Nathan Ramsey phoned the TransWorld Motocross offices this morning, wondering if we knew of any motocross industry jobs that were available. We were shocked that the former Western Region 125cc Supercross Champion is actually considering retiring from professional racing, but it seems that the caliber of the offers he’s been getting for the 2009 race season are not worth the risks involved. Though Ramsey does have a couple “long shot” offers on the table, it really does seem like he’s ready to settle into a non-racing position, somewhere within the motocross industry. Interested, or have a lead for Ramsey? You can drop him an e-mail at email@example.com
What are your plans for the 2009 season and beyond?
I got a bit of a late start, so I’ve been looking for a job come ‘09. I’ve been down the road with everybody, and I do have a couple of long shot offers out there, but it’s not looking too good. I’ve been doing this for a long time and even though I still feel like I want to race, I’m not willing to do it for free or for as low as the industry has to offer me. I’ve turned down a few offers because the money was just not there. I put in a lot of time, work, and effort when I’m riding and training, so I am not going to put in all of this effort to be paid dirt cheap. If you’re a professional athlete like we are, the chance for injury is great and the pay that some of these teams are trying to offer me isn’t even enough to cover my family if I were to get hurt. Even though I have the desire to race, it has put me into a position where I may need to close this chapter of my life and begin a new one. I would have no problem working in the industry because that’s what I know and love.
You have a wife and two great kids, so you really do need to look at things differently compared to a Lites class kid who does not have a family to take care of or a mortgage to pay…
Yeah. When I go out there, I not only need to think about myself, but also my family. People will probably read this and think that my lifestyle is way above what the average would be, but the truth is I know how this goes and I’ve tried to be smart about things over the last three years or so. I’ve worked hard for the money that I’ve put away and the investments that I have, and I know that I will need to look at retirement in the real world when I get a little bit older. All of these things I’ve saved and accumulated need to be saved for the day when I do decide to retire.
When I stopped by your house a few weeks ago, we were both under the impression that you were going to be a part of the L&M team once again. When did that go south for you?
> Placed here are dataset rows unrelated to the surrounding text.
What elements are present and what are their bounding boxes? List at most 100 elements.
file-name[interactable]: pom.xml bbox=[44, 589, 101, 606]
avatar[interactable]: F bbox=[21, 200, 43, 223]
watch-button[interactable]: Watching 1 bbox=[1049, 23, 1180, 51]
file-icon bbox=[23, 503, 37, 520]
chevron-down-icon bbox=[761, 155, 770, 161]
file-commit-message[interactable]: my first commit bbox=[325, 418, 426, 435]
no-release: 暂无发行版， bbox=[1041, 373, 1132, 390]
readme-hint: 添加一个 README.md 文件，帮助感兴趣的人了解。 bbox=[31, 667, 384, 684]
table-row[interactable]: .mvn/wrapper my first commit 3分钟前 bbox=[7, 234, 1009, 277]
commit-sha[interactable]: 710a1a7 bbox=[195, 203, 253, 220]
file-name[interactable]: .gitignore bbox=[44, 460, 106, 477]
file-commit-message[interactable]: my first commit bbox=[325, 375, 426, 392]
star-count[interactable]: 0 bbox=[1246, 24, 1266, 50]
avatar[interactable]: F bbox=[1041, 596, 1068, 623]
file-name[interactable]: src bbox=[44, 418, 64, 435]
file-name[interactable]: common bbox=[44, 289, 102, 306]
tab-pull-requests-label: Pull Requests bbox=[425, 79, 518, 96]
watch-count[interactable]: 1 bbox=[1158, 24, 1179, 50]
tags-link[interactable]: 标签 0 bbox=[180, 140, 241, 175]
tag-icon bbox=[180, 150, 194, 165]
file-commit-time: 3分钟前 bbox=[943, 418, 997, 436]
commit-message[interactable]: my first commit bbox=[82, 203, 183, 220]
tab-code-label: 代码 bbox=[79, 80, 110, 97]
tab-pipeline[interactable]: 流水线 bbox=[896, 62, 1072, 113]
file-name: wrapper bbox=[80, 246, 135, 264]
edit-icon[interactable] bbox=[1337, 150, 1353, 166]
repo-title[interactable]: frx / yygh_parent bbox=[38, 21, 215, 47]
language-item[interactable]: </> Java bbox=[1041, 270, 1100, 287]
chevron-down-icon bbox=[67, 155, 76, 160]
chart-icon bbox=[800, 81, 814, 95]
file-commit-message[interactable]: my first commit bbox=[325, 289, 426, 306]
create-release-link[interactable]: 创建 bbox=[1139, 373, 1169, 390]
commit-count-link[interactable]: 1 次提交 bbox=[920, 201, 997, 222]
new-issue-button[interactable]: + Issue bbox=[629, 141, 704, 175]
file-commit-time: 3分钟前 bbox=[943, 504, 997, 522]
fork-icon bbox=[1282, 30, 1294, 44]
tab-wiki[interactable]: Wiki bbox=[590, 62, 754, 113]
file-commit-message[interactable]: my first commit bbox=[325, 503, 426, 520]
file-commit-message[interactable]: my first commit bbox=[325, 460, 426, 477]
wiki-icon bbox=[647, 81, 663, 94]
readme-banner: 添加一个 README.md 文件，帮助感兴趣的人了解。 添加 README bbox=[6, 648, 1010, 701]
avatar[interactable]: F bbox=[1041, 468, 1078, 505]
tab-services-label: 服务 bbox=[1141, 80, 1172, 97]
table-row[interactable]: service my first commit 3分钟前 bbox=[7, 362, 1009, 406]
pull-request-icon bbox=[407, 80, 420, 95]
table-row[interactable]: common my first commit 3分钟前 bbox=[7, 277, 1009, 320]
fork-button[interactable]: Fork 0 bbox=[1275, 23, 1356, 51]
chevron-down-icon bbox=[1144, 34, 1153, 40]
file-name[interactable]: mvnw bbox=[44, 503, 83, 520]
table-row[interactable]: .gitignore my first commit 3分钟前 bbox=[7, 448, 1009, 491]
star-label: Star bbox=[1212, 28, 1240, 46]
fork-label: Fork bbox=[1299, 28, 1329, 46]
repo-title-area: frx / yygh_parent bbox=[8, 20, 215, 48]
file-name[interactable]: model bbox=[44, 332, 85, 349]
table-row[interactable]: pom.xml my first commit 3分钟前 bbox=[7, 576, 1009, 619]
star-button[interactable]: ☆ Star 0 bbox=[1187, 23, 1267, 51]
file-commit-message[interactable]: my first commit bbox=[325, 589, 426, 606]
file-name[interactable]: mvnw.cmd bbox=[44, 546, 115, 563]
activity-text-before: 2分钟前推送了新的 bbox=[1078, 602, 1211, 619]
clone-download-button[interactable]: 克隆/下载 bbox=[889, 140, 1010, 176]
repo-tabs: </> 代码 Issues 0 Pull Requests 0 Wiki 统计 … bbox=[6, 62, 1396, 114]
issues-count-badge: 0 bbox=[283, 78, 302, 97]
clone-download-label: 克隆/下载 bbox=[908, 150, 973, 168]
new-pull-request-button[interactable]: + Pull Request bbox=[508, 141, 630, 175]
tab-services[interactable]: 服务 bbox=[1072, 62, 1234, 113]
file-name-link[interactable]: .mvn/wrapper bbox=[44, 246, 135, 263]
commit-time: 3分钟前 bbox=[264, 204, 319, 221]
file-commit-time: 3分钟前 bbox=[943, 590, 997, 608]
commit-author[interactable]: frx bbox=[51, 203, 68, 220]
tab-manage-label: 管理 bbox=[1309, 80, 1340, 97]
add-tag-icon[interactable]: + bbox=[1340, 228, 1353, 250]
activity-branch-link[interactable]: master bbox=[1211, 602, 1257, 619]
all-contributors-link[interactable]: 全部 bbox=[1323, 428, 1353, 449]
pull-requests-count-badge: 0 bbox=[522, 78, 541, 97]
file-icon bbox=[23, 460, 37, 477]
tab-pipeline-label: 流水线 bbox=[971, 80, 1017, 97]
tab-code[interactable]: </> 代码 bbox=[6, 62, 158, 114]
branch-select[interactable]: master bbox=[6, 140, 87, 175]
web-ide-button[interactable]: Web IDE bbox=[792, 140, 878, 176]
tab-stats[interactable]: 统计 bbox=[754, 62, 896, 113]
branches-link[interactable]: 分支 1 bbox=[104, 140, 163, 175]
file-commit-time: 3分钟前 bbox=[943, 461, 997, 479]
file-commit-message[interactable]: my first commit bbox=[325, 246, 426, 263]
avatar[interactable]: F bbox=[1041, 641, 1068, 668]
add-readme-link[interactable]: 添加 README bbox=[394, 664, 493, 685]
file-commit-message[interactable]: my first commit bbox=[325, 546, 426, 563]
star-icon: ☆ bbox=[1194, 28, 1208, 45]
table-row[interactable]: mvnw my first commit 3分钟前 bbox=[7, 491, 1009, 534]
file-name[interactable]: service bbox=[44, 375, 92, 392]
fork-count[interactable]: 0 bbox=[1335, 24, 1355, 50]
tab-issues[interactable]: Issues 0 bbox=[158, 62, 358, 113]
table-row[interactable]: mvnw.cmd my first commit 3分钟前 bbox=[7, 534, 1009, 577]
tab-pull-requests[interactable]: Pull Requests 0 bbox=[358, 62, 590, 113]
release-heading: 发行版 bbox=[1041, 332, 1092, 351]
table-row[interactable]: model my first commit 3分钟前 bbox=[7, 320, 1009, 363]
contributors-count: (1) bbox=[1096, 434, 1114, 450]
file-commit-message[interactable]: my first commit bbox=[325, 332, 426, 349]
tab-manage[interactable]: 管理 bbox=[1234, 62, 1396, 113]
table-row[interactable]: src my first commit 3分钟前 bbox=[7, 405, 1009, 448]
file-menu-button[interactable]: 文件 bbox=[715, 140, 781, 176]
That whole thing was a weird deal. I’m a little confused about it myself. When I got hurt at the Seattle Supercross is when things seemed to get a little bit strange on the team. There were times when I couldn’t get a hold Larry (Brooks) and stuff like that. It basically got to a point where there was no communication, and I was alienated and left out in the cold. I was never told if I did or didn’t have a job until everybody else found out via the Internet who the team signed for the ’09 season. However, I do want to say that I’m not here to talk bad on anybody, and I had a long career. I hate having bad feelings out there, but I definitely do not feel like I was treated right and at least they could’ve told me that it was over, you know?
Looking back on your career, what are a few of your favorite memories?
I started riding dirt bikes later than a majority of my peers did, so I had to play catch up and work really hard to be where I am today. Obviously my first win at the Phoenix Supercross when I was with Pro Circuit was a big memory. After that is when things started to snow ball and I won the championship. That was awesome. Some of the Las Vegas shootout wins I have are also some great memories. Also, when I won the Michigan Supercross race in the premier class… I have tons and tons of memories. The relationships and people that I’ve gotten to know over the years have made it all worthwhile. I’ve been blessed to be a part of it.
Like most riders, I am sure you want to stay involved in motocross. Are you open to other types of jobs within the industry?
I turned pro in ’93, so I’ve been in this sport for 16 years now and I have a strong connection within the industry. This is the sport that I love, you know? I am definitely open to the idea of jobs within the industry or whatever may be out there. I am open for new things and eager to find out what may be next for me. Like I mentioned, I still have a couple of long shot offers to continue my racing career, but if that doesn’t happen then I am ready to move on and say thanks to the riding career I had and move on the next chapter in my life.
I hope that some of your long shots come through because I don’t think any of us want to see you retire just yet.
Thank you! Thanks for putting this out there and seeing what will happen. I have no idea what’s going to happen, but I am ready to take on whatever challenges do come my way. If it’s not racing then I am ready to start learning (laughs).